Dyslexique, dyscalculique, myope, « stressée de la vie » comme on me décrit parfois, plongée dans des romans de fantaisie durant une longue période, peu sociable et « froide », « hypersensible »… je ne saurais me définir sans tenir compte, me soucier et réfléchir à la justesse de tous les qualificatifs et paroles utilisés pour me présenter.
De cette pensée articulée/désarticulée s’est finalement dégagé, progressivement, une attirance pour, une envie d’explorer le corps en mouvement et les sensations qui le traversent.
J’ai très tôt envisagé la danse comme une échappatoire. Ayant peu de dispositions pour cette pratique, peu de souplesse, la danse classique puis la danse contemporaine m’ont tout de même accompagnée une dizaine d’années. Ma pratique s’est aussi doublée d’un intérêt pour son histoire et ses développements au XXe et XXIe siècles.
Durant mes années de lycée, la photographie m’a également captivée. J’avais le souci de saisir un instant décisif, un déséquilibre. L’image m’intéressait dans la mesure où elle permet de questionner la relation à l’autre, au corps, à la scène. Tout ceci résonnait, bouillonnait en moi sans prendre de direction particulière.
J’admire certaines figures de la danse contemporaine telles que Maguy Marin, Merce Cunningham, Kaori Ito. Pour leurs performances physiques, leurs idées, leurs créations, les mondes et ambiances dans lesquelles ils nous happent, les innovations, les questionnements concernant des codes et habitudes scéniques, les mœurs…
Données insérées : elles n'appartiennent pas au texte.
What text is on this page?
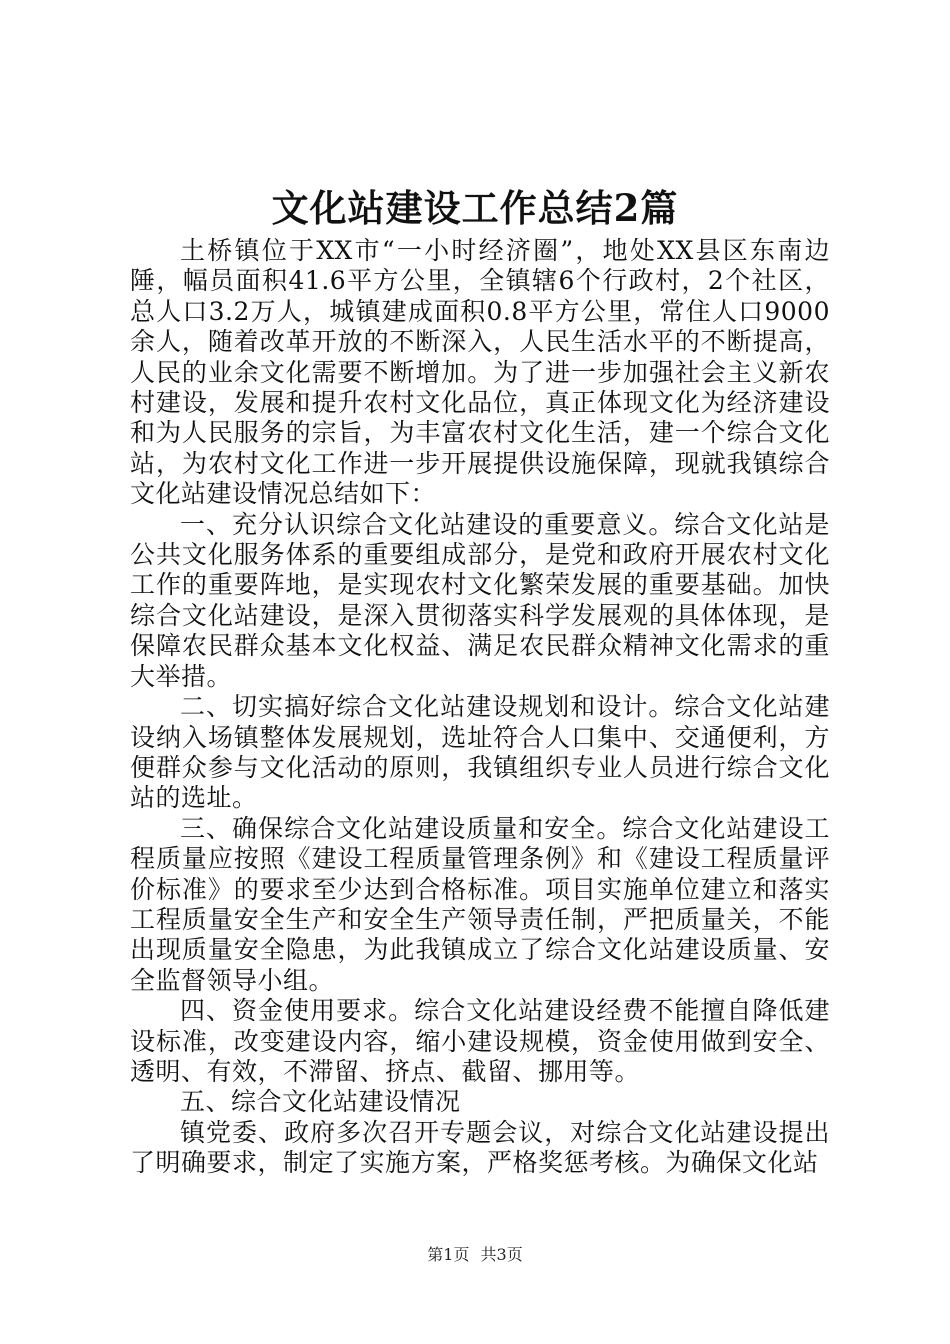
文化站建设工作总结2篇

土桥镇位于XX市“一小时经济圈”，地处XX县区东南边陲，幅员面积41.6平方公里，全镇辖6个行政村，2个社区，总人口3.2万人，城镇建成面积0.8平方公里，常住人口9000余人，随着改革开放的不断深入，人民生活水平的不断提高，人民的业余文化需要不断增加。为了进一步加强社会主义新农村建设，发展和提升农村文化品位，真正体现文化为经济建设和为人民服务的宗旨，为丰富农村文化生活，建一个综合文化站，为农村文化工作进一步开展提供设施保障，现就我镇综合文化站建设情况总结如下：

一、充分认识综合文化站建设的重要意义。综合文化站是公共文化服务体系的重要组成部分，是党和政府开展农村文化工作的重要阵地，是实现农村文化繁荣发展的重要基础。加快综合文化站建设，是深入贯彻落实科学发展观的具体体现，是保障农民群众基本文化权益、满足农民群众精神文化需求的重大举措。

二、切实搞好综合文化站建设规划和设计。综合文化站建设纳入场镇整体发展规划，选址符合人口集中、交通便利，方便群众参与文化活动的原则，我镇组织专业人员进行综合文化站的选址。

三、确保综合文化站建设质量和安全。综合文化站建设工程质量应按照《建设工程质量管理条例》和《建设工程质量评价标准》的要求至少达到合格标准。项目实施单位建立和落实工程质量安全生产和安全生产领导责任制，严把质量关，不能出现质量安全隐患，为此我镇成立了综合文化站建设质量、安全监督领导小组。

四、资金使用要求。综合文化站建设经费不能擅自降低建设标准，改变建设内容，缩小建设规模，资金使用做到安全、透明、有效，不滞留、挤点、截留、挪用等。

五、综合文化站建设情况

镇党委、政府多次召开专题会议，对综合文化站建设提出了明确要求，制定了实施方案，严格奖惩考核。为确保文化站

第1页 共3页
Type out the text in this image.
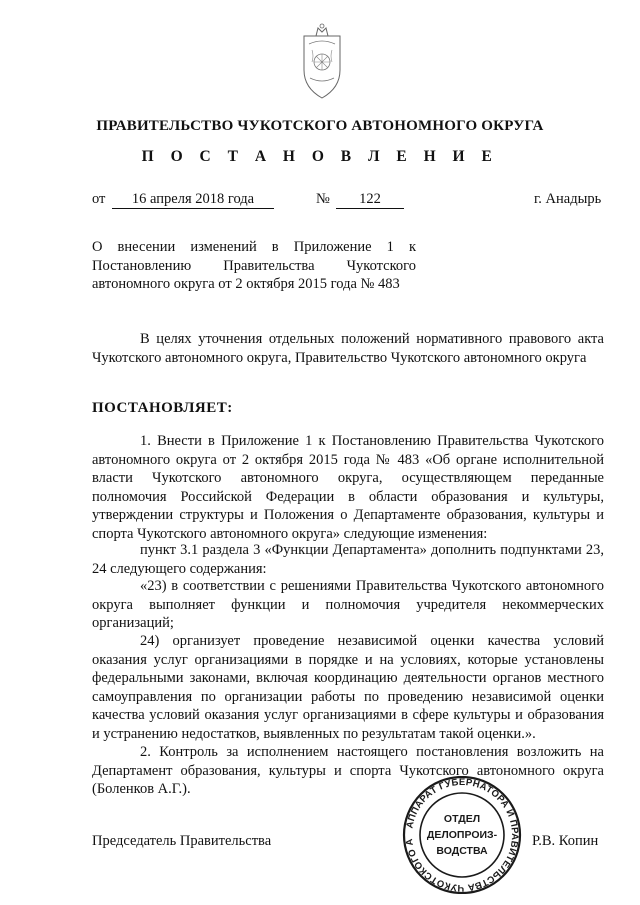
ПРАВИТЕЛЬСТВО ЧУКОТСКОГО АВТОНОМНОГО ОКРУГА
П О С Т А Н О В Л Е Н И Е
от	16 апреля 2018 года	№	122	г. Анадырь
О внесении изменений в Приложение 1 к
Постановлению Правительства Чукотского
автономного округа от 2 октября 2015 года № 483
В целях уточнения отдельных положений нормативного правового акта Чукотского автономного округа, Правительство Чукотского автономного округа
ПОСТАНОВЛЯЕТ:
1. Внести в Приложение 1 к Постановлению Правительства Чукотского автономного округа от 2 октября 2015 года № 483 «Об органе исполнительной власти Чукотского автономного округа, осуществляющем переданные полномочия Российской Федерации в области образования и культуры, утверждении структуры и Положения о Департаменте образования, культуры и спорта Чукотского автономного округа» следующие изменения:
пункт 3.1 раздела 3 «Функции Департамента» дополнить подпунктами 23, 24 следующего содержания:
«23) в соответствии с решениями Правительства Чукотского автономного округа выполняет функции и полномочия учредителя некоммерческих организаций;
24) организует проведение независимой оценки качества условий оказания услуг организациями в порядке и на условиях, которые установлены федеральными законами, включая координацию деятельности органов местного самоуправления по организации работы по проведению независимой оценки качества условий оказания услуг организациями в сфере культуры и образования и устранению недостатков, выявленных по результатам такой оценки.».
2. Контроль за исполнением настоящего постановления возложить на Департамент образования, культуры и спорта Чукотского автономного округа (Боленков А.Г.).
Председатель Правительства	Р.В. Копин
АППАРАТ ГУБЕРНАТОРА И ПРАВИТЕЛЬСТВА ЧУКОТСКОГО А
ОТДЕЛ
ДЕЛОПРОИЗ-
ВОДСТВА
Comprendre la source du mouvement, percevoir les prémices de celui-ci, imaginer les sensations vécues par le corps, se laisser surprendre par les cœurs, la musique, les émotions, tout cela offre un cheminement sur lequel le spectateur n’a potentiellement aucune prise. C’est ce qui m’a plu. Devoir ensuite réaliser un compte rendu de ces spectacles, dans le cadre scolaire, m’a permis d’exprimer sans carcan des émotions et sentiments vécus, de parer ces derniers de différentes couleurs, d’inclure des comparaisons poétiques et de remonter le fil de mes pensées, me faisant revivre à chaque fois la pièce.
Ce souci de trouver le mot exprimant justement une suite d’idées me permettait de me sentir en quelque sorte « à la hauteur », moins handicapée, quand bien même les fautes existaient souvent. Similairement à cette question de faire, proprement, justement, j’avais le souci de rendre compte de quelque chose de beau, de net lors de la prise d’images.
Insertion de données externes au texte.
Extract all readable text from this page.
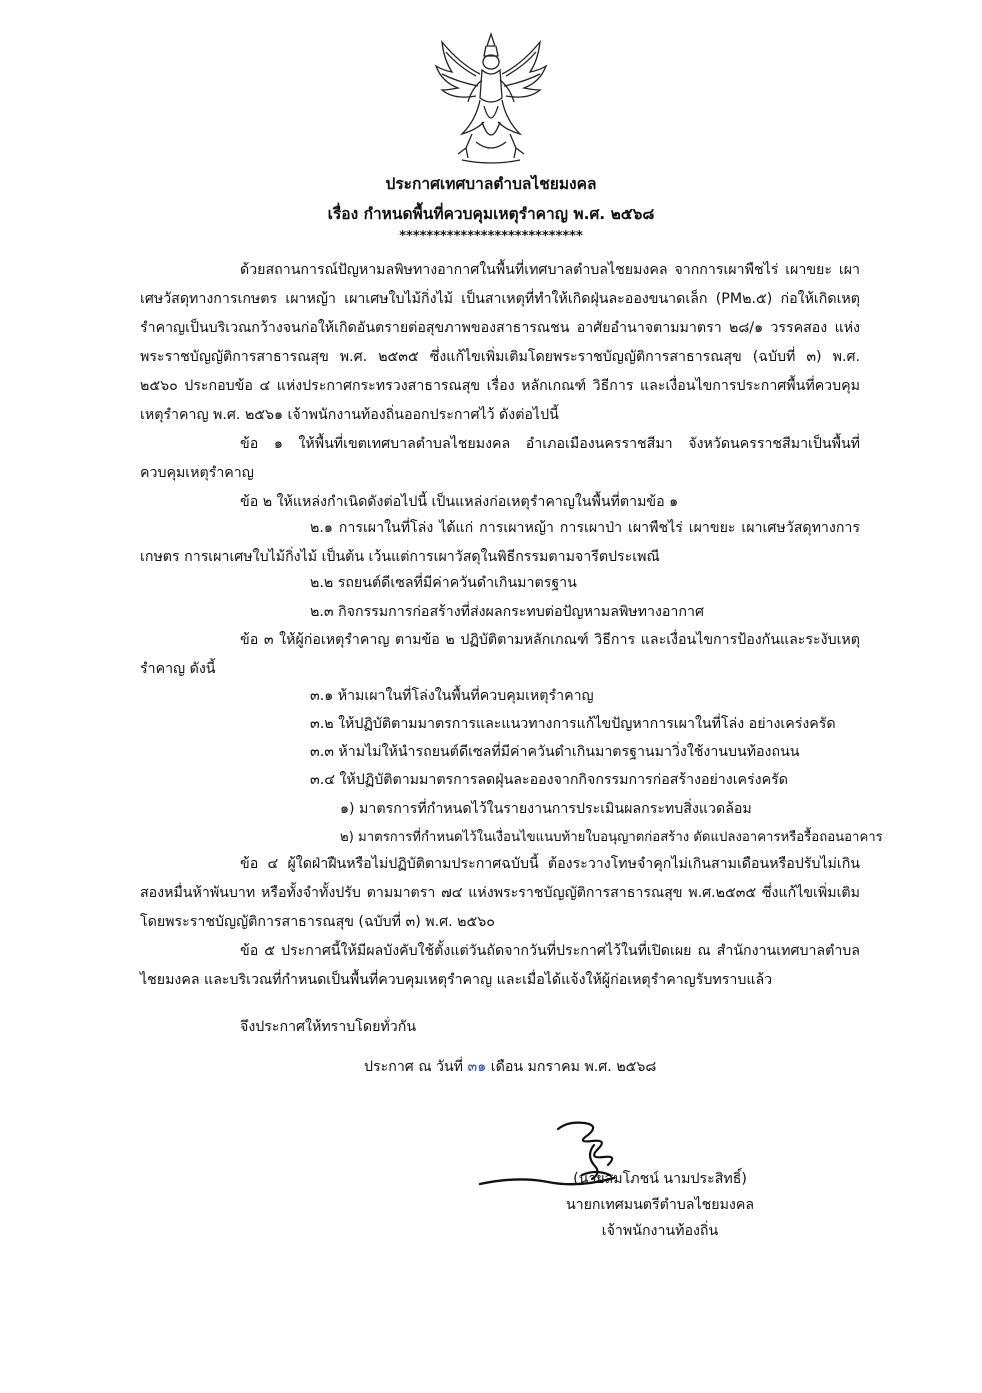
ประกาศเทศบาลตำบลไชยมงคล
เรื่อง กำหนดพื้นที่ควบคุมเหตุรำคาญ พ.ศ. ๒๕๖๘
***************************

ด้วยสถานการณ์ปัญหามลพิษทางอากาศในพื้นที่เทศบาลตำบลไชยมงคล จากการเผาพืชไร่ เผาขยะ เผาเศษวัสดุทางการเกษตร เผาหญ้า เผาเศษใบไม้กิ่งไม้ เป็นสาเหตุที่ทำให้เกิดฝุ่นละอองขนาดเล็ก (PM๒.๕) ก่อให้เกิดเหตุรำคาญเป็นบริเวณกว้างจนก่อให้เกิดอันตรายต่อสุขภาพของสาธารณชน อาศัยอำนาจตามมาตรา ๒๘/๑ วรรคสอง แห่งพระราชบัญญัติการสาธารณสุข พ.ศ. ๒๕๓๕ ซึ่งแก้ไขเพิ่มเติมโดยพระราชบัญญัติการสาธารณสุข (ฉบับที่ ๓) พ.ศ. ๒๕๖๐ ประกอบข้อ ๔ แห่งประกาศกระทรวงสาธารณสุข เรื่อง หลักเกณฑ์ วิธีการ และเงื่อนไขการประกาศพื้นที่ควบคุมเหตุรำคาญ พ.ศ. ๒๕๖๑ เจ้าพนักงานท้องถิ่นออกประกาศไว้ ดังต่อไปนี้

ข้อ ๑ ให้พื้นที่เขตเทศบาลตำบลไชยมงคล อำเภอเมืองนครราชสีมา จังหวัดนครราชสีมาเป็นพื้นที่ควบคุมเหตุรำคาญ

ข้อ ๒ ให้แหล่งกำเนิดดังต่อไปนี้ เป็นแหล่งก่อเหตุรำคาญในพื้นที่ตามข้อ ๑

๒.๑ การเผาในที่โล่ง ได้แก่ การเผาหญ้า การเผาป่า เผาพืชไร่ เผาขยะ เผาเศษวัสดุทางการเกษตร การเผาเศษใบไม้กิ่งไม้ เป็นต้น เว้นแต่การเผาวัสดุในพิธีกรรมตามจารีตประเพณี

๒.๒ รถยนต์ดีเซลที่มีค่าควันดำเกินมาตรฐาน
๒.๓ กิจกรรมการก่อสร้างที่ส่งผลกระทบต่อปัญหามลพิษทางอากาศ

ข้อ ๓ ให้ผู้ก่อเหตุรำคาญ ตามข้อ ๒ ปฏิบัติตามหลักเกณฑ์ วิธีการ และเงื่อนไขการป้องกันและระงับเหตุรำคาญ ดังนี้

๓.๑ ห้ามเผาในที่โล่งในพื้นที่ควบคุมเหตุรำคาญ
๓.๒ ให้ปฏิบัติตามมาตรการและแนวทางการแก้ไขปัญหาการเผาในที่โล่ง อย่างเคร่งครัด
๓.๓ ห้ามไม่ให้นำรถยนต์ดีเซลที่มีค่าควันดำเกินมาตรฐานมาวิ่งใช้งานบนท้องถนน
๓.๔ ให้ปฏิบัติตามมาตรการลดฝุ่นละอองจากกิจกรรมการก่อสร้างอย่างเคร่งครัด
๑) มาตรการที่กำหนดไว้ในรายงานการประเมินผลกระทบสิ่งแวดล้อม
๒) มาตรการที่กำหนดไว้ในเงื่อนไขแนบท้ายใบอนุญาตก่อสร้าง ดัดแปลงอาคารหรือรื้อถอนอาคาร

ข้อ ๔ ผู้ใดฝ่าฝืนหรือไม่ปฏิบัติตามประกาศฉบับนี้ ต้องระวางโทษจำคุกไม่เกินสามเดือนหรือปรับไม่เกินสองหมื่นห้าพันบาท หรือทั้งจำทั้งปรับ ตามมาตรา ๗๔ แห่งพระราชบัญญัติการสาธารณสุข พ.ศ.๒๕๓๕ ซึ่งแก้ไขเพิ่มเติมโดยพระราชบัญญัติการสาธารณสุข (ฉบับที่ ๓) พ.ศ. ๒๕๖๐

ข้อ ๕ ประกาศนี้ให้มีผลบังคับใช้ตั้งแต่วันถัดจากวันที่ประกาศไว้ในที่เปิดเผย ณ สำนักงานเทศบาลตำบลไชยมงคล และบริเวณที่กำหนดเป็นพื้นที่ควบคุมเหตุรำคาญ และเมื่อได้แจ้งให้ผู้ก่อเหตุรำคาญรับทราบแล้ว

จึงประกาศให้ทราบโดยทั่วกัน
ประกาศ ณ วันที่ ๓๑ เดือน มกราคม พ.ศ. ๒๕๖๘
(นายสมโภชน์ นามประสิทธิ์)
นายกเทศมนตรีตำบลไชยมงคล
เจ้าพนักงานท้องถิ่น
Se rendre compte que le « beau » n’est pas la réponse unanime. Tout contrôler n’est pas une solution et l’on peut perdre des occasions, passer à côté d’une opportunité à vouloir aller dans la direction que l’on s’était fixée.
Laisser place au flou, contrôler tout de même et pourtant, pouvoir y lire bien davantage, deviner et découvrir de nouvelles formes.
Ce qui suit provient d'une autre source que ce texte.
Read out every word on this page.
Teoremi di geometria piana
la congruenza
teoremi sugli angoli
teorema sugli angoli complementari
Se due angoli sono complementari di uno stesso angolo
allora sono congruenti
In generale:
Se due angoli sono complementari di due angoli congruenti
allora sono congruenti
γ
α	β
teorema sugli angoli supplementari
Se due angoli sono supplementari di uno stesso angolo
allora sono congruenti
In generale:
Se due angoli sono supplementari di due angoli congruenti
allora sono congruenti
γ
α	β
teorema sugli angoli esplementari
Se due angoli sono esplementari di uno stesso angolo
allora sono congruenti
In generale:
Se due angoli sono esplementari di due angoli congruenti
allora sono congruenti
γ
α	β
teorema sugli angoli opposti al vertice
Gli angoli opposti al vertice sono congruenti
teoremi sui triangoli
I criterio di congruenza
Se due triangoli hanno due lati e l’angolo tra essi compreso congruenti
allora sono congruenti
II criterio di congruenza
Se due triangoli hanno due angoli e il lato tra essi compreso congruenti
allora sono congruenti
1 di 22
L’importance du sport, la dépense énergétique, la forme physique : j’aime nager, être dans l’eau. Un sport individuel, aucun besoin de parler, d’être au contact de l’autre. Monde et voyage de sensations intérieures, ressentis lors des poussées contre le mur, de coulées, lorsque le geste est effectué plus dans l’os et non dans le muscle. Apaisement. Se recentrer sur soi. Pouvoir réfléchir et résoudre des soucis ayant sillonnés la journée. Sans lunettes de vues percevoir ces lignes floues, ces formes, ces autres corps. Frôler les lignes d’eau, ressentir davantage que voir.
J’aime nager parce que je ressens mon corps dans son entièreté, son poids, le résultat d’un changement de respiration, les muscles et articulations qui se détendent, permettent de s’allonger et glisser davantage. Sentir qu’à chacune des sollicitations le corps répond, souplement, facilement. Respirer de manière à espacer les inspirations. Faire descendre le rythme cardiaque. Lorsque l’on nage, on ne transpire pas comme lorsque l’on pratique la course à pied. Être pleinement présente à un endroit et laisser la mémoire kinesthésique à l’œuvre.
Cette sensation de lâcher prise se retrouve dans la pratique de l’improvisation et de l’improvisation structurée. Par la sensation du sol sous les pieds, la perception de l’espace, les courants d’air que l’on crée, le canal de réflexions s’amoindrit et les yeux fermés, le corps et sa mémoire propre, porté ou non par un rythme, une musique, évolue se parant de couleurs, poids et contrepoids essentiels et instinctifs, intuitifs.
L’importance de la présence, pour l’autre, être prête à aider. Jusqu’à ce que cela devienne extrêmement énervant parfois… Se substituer à l’ennui, échanger, égayer un moment dans la journée. Se sentir utile, au moins un peu.